First off, it will support 8K. Unfortunately we really don’t know much else beyond that at the moment; this single interview is all the information that there is at the moment and the 8K capability is almost referenced in passing. Author Peter Rubin simply says: “While the next-gen console will support 8K graphics, TVs that deliver it are few and far between, so we’re using a 4K TV.”

And that’s that. What we do know is that the power to do that will come from some entirely new hardware for the console. It will be built around an eight-core CPU based on AMD’s third-gen Ryzen line, which is produced by the company’s latest 7nm Zen 2 process. It will also feature 3D audio and a customised GPU based on AMD’s Radeon Navi hardware, which will bring realtime ray-tracing to a game console for the first time.

Realtime raytracing on a games console that sits under your television. Let’s just let that sink in for a moment…

Madly enough, Cerny doesn’t even think that that is the main game-changer for the next generation machines. That, he reckons, comes with the addition of an optimised SSD, which promises to make load times almost a thing of the past. He demos this by warping from one destination to another in Spider-Man on a PS4, a process which eats up 15 seconds of interstitial screen time. The same process in a devkit version of the new console takes 0.8 seconds.

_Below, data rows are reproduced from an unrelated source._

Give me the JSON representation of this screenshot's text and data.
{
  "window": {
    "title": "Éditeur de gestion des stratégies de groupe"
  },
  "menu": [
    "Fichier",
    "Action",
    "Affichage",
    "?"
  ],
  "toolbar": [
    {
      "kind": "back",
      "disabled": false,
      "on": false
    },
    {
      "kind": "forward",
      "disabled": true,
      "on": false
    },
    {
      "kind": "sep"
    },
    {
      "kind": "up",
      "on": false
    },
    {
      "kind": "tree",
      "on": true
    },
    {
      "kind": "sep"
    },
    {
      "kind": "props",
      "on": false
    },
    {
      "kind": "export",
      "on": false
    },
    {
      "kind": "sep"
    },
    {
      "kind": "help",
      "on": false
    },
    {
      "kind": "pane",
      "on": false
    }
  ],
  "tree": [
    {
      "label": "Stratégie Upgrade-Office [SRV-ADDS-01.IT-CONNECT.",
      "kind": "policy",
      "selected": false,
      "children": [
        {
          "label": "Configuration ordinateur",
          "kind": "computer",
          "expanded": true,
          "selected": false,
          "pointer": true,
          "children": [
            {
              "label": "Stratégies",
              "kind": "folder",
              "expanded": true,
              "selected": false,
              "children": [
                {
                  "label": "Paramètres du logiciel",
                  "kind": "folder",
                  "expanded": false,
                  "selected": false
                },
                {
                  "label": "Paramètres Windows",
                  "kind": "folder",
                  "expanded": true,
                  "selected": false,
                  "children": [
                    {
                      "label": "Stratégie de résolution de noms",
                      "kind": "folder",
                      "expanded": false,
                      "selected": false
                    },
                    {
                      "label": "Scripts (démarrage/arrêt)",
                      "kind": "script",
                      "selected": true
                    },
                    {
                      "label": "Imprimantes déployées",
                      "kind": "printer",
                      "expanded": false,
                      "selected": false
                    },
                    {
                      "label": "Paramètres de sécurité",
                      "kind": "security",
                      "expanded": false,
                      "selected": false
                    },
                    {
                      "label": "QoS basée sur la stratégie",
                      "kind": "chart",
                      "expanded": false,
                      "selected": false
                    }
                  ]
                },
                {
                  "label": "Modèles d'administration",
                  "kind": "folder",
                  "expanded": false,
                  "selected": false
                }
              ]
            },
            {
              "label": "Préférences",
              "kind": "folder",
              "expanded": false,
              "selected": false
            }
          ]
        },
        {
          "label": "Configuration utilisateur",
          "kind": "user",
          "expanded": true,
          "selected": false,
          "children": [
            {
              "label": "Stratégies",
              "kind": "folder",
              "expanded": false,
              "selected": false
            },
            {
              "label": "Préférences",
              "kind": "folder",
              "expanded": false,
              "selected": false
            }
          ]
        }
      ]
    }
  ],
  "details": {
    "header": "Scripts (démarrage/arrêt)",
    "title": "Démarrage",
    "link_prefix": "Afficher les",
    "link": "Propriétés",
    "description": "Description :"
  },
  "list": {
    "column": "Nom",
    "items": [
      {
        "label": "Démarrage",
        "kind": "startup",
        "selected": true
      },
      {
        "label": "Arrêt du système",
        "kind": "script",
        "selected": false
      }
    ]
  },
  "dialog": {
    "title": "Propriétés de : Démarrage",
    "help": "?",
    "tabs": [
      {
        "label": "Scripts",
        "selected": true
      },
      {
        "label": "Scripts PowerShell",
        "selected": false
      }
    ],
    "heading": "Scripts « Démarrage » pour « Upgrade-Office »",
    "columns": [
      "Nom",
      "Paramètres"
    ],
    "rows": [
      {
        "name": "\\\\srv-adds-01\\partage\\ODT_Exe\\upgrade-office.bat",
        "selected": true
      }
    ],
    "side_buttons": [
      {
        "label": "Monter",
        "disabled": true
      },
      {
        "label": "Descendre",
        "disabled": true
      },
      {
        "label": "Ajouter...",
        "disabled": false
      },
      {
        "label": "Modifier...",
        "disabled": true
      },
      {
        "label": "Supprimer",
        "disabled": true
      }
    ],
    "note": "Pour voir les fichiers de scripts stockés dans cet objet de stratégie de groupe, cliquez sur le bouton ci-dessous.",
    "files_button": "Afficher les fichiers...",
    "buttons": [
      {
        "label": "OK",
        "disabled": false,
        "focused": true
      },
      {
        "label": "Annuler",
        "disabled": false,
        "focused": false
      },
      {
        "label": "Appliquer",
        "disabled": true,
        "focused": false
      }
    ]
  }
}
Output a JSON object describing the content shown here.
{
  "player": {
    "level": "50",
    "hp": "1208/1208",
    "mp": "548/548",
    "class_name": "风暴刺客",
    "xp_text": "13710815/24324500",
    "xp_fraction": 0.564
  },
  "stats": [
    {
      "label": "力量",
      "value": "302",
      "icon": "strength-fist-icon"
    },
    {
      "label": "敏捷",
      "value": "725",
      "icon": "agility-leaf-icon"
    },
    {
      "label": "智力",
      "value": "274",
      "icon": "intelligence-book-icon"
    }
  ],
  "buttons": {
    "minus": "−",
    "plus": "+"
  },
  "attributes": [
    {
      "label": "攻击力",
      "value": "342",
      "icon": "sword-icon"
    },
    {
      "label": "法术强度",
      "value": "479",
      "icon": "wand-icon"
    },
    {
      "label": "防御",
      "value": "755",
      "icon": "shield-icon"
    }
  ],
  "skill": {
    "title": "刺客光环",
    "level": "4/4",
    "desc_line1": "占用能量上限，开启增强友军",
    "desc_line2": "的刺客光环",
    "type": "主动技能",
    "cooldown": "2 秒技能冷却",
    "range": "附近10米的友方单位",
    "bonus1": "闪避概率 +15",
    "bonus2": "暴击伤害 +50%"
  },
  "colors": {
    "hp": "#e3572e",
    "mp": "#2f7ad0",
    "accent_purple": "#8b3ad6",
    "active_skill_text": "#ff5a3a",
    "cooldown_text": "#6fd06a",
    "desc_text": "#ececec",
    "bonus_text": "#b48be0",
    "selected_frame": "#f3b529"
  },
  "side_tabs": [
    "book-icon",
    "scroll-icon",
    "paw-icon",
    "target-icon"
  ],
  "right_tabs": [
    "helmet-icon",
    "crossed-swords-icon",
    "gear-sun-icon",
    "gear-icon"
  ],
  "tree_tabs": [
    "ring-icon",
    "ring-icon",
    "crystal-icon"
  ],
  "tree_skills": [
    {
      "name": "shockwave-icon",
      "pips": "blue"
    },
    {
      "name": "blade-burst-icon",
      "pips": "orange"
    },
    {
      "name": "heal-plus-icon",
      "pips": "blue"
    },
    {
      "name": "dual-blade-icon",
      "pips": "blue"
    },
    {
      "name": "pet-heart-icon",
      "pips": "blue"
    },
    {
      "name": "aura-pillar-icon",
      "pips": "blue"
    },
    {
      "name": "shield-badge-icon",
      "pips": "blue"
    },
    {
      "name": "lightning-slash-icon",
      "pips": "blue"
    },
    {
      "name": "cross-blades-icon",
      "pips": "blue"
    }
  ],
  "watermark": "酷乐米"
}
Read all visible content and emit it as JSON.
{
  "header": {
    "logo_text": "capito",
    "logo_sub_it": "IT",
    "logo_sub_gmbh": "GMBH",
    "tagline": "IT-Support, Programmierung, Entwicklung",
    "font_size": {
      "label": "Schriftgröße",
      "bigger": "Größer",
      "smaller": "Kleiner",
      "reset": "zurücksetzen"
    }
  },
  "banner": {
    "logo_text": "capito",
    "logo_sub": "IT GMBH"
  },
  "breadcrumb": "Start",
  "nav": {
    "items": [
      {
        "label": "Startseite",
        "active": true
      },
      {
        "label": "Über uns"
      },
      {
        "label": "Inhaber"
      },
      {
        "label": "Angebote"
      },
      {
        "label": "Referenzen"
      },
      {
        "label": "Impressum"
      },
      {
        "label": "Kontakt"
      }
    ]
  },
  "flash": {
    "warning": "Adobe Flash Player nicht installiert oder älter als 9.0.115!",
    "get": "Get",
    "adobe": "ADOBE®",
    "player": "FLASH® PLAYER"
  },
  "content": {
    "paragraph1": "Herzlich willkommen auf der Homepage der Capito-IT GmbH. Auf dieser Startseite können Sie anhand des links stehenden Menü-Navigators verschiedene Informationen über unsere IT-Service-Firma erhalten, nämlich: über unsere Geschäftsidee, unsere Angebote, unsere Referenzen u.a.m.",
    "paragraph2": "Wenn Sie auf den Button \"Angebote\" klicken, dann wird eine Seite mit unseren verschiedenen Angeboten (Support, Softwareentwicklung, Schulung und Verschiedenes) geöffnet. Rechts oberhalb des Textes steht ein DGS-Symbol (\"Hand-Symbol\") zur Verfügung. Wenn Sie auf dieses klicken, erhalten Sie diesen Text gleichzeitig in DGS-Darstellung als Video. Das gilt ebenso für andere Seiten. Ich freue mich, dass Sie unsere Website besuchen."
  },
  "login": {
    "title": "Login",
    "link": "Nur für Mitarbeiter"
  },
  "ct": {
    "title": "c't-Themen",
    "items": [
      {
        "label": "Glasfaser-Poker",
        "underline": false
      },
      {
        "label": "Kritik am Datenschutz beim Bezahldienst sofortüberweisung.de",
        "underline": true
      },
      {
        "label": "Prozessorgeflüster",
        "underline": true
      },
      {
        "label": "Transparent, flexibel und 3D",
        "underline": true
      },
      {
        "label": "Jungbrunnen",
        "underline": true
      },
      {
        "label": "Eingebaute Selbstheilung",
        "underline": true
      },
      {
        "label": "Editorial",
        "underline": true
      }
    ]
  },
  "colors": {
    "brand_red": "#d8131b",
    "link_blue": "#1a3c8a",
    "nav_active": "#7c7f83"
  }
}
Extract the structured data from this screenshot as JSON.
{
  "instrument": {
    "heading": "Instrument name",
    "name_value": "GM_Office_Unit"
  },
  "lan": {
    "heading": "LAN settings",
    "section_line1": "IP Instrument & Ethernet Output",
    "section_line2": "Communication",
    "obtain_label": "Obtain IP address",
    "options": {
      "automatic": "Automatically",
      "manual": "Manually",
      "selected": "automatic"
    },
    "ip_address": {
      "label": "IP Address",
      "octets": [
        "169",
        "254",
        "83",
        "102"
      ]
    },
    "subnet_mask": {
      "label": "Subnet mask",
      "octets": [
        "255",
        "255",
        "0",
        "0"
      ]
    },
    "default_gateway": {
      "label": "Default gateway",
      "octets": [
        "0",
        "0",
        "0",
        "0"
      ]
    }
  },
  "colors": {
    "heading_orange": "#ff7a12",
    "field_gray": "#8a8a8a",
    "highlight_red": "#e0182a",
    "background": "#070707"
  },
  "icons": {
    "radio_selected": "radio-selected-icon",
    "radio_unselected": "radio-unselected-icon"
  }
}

Developers — and devkits are out there and being worked with now — are going to have a field day with the new machine, and it will be fascinating to see what some of them come up with once they get to grips with its new capabilities. And as another vector for carrying 8K into the home it’s important for the wider industry as well. The PS2 famously helped kickstart the home DVD market, and there are 90 million PS4s out there at the moment. If the new console — we presume PS5, but no actual confirmation on that yet — sells in similar numbers when it is released at some point in 2020, that will be a lot of people suddenly curious about what 8K games look like on 8K screens.